Mr. Parker and others associated with Wittenoom believe that the town’s closure will herald a restart of mining in the area. They fear that warnings about the industrial arrogance that the town symbolizes are being stoned by the same industry that destroyed it once before.
Gina Rinehart, Australia’s richest woman, whose father mined asbestos in Wittenoom, plans to mine for iron ore just outside the contamination zone and has also explored mining within it.
The pain Mr. Parker feels with each breath is a reminder that his time is running out. But “while I’m still kicking and I can still breathe and advocate for my country to be cleaned up,” he said, “well then, that’s what I’ll do.”
last one standing
A well-maintained home stands out among the wasteland of rusting oil drums, downed signposts and boarded-up windows that is Wittenoom.
Beside the front door, a polite warning, scrawled on a tablet in neat writing, greeted visitors: “Please stay away. People still live here. Thank you.”
A person, actually. Inside, Lorraine Thomas, the last resident of Wittenoom, was packing 40-year-old belongings into cardboard boxes and containers: antique furniture, piles of papers and documents, clothes whose owners were long gone.
“These are things that I have collected,” said Thomas, 80.
It was a slow process. He had missed a deadline to leave in June and another on August 31. Earlier this month, she was waiting to see if authorities would forcibly remove her.
As she counted down the days, her mind returned to the memories she had made in the village, where she had moved with her three young daughters after the death of her first husband. She was in Wittenoom where she met her second husband, Lesley, and she built a life with him running a gem and tourism shop.
He recounted those memories over and over again, as if he could still see them replaying through his windows: gas stations, schools, and motels superimposed on vacant lots and knee-deep grass.
“I don’t know,” he reflected. “Life should be a little different.”

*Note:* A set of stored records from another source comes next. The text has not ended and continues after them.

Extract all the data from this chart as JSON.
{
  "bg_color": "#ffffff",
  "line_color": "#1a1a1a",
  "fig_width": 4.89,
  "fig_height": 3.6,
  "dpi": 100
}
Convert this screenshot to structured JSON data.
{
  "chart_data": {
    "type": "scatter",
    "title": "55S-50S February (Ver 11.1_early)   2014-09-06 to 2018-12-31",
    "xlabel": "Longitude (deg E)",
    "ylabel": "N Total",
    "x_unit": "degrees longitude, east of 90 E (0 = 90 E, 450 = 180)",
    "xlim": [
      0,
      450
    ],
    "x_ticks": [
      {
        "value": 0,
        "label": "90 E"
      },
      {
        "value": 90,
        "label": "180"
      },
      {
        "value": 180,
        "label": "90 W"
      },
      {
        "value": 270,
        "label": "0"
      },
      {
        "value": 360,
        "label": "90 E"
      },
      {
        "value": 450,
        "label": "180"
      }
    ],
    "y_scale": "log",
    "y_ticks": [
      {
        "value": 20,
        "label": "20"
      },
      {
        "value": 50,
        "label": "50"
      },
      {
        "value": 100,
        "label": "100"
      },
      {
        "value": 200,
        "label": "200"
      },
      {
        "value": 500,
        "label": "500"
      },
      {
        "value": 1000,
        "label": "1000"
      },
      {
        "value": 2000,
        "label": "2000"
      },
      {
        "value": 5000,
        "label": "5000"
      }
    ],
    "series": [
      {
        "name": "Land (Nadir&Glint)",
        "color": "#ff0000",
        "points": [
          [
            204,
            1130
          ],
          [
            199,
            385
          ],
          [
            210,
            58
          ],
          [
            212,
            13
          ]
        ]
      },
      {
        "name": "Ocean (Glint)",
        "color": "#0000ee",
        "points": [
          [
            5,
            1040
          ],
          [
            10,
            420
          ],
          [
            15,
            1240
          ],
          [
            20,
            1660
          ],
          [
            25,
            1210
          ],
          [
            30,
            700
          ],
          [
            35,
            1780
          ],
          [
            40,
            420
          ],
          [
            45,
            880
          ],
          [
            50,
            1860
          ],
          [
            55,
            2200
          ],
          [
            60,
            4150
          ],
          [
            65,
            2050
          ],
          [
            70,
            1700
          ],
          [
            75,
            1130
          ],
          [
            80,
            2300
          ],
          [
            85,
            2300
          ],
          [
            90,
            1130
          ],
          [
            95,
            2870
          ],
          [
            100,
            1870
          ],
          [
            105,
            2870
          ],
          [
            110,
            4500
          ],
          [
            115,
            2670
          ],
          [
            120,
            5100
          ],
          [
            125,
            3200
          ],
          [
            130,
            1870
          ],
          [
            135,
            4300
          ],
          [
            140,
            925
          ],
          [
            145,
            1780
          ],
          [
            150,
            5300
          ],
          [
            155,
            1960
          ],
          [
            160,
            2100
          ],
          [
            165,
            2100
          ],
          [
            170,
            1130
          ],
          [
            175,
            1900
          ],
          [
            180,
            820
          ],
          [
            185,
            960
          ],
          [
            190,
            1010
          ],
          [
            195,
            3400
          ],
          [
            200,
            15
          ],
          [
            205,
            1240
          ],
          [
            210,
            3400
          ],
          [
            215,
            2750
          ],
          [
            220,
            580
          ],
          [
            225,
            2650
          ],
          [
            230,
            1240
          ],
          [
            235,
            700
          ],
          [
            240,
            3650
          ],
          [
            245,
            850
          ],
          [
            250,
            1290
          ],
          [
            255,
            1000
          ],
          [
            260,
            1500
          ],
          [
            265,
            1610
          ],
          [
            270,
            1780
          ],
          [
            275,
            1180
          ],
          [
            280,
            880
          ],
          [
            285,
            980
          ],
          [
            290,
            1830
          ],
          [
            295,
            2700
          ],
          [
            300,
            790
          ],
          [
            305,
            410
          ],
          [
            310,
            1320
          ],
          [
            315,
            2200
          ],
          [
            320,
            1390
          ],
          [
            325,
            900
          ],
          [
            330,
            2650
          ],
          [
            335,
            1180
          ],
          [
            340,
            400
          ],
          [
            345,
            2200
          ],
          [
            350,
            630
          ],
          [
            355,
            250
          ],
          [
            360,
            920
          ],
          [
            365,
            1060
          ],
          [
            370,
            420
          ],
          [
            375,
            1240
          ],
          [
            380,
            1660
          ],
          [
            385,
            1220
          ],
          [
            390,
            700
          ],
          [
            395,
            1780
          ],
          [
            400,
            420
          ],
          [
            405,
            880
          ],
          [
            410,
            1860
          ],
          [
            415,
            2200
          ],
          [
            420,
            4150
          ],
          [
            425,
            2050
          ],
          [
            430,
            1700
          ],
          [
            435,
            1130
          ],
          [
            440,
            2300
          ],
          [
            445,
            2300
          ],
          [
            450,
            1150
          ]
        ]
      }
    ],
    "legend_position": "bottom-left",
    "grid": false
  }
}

Even after her daughters left, her husband died, the city disappeared, and her house collapsed around her, she swore she would never leave, because she was unwilling to part with a place that had become a monument to a happier times and a fuller life. To stay, she had to be eminently self-sufficient; when she locked herself out of her house recently, she broke a window to get back in.
But as his health worsened, he admitted he couldn’t stay forever.
On September 8, the inevitable happened: Sheriff’s deputies arrived unannounced and evicted Ms. Thomas.
Mr. Hartmann also left by government order and took his mobile home to a nearby gorge to spend the rest of his vacation.
And Mr. Parker will continue to wait to see if Wittenoom’s lessons are ever learned.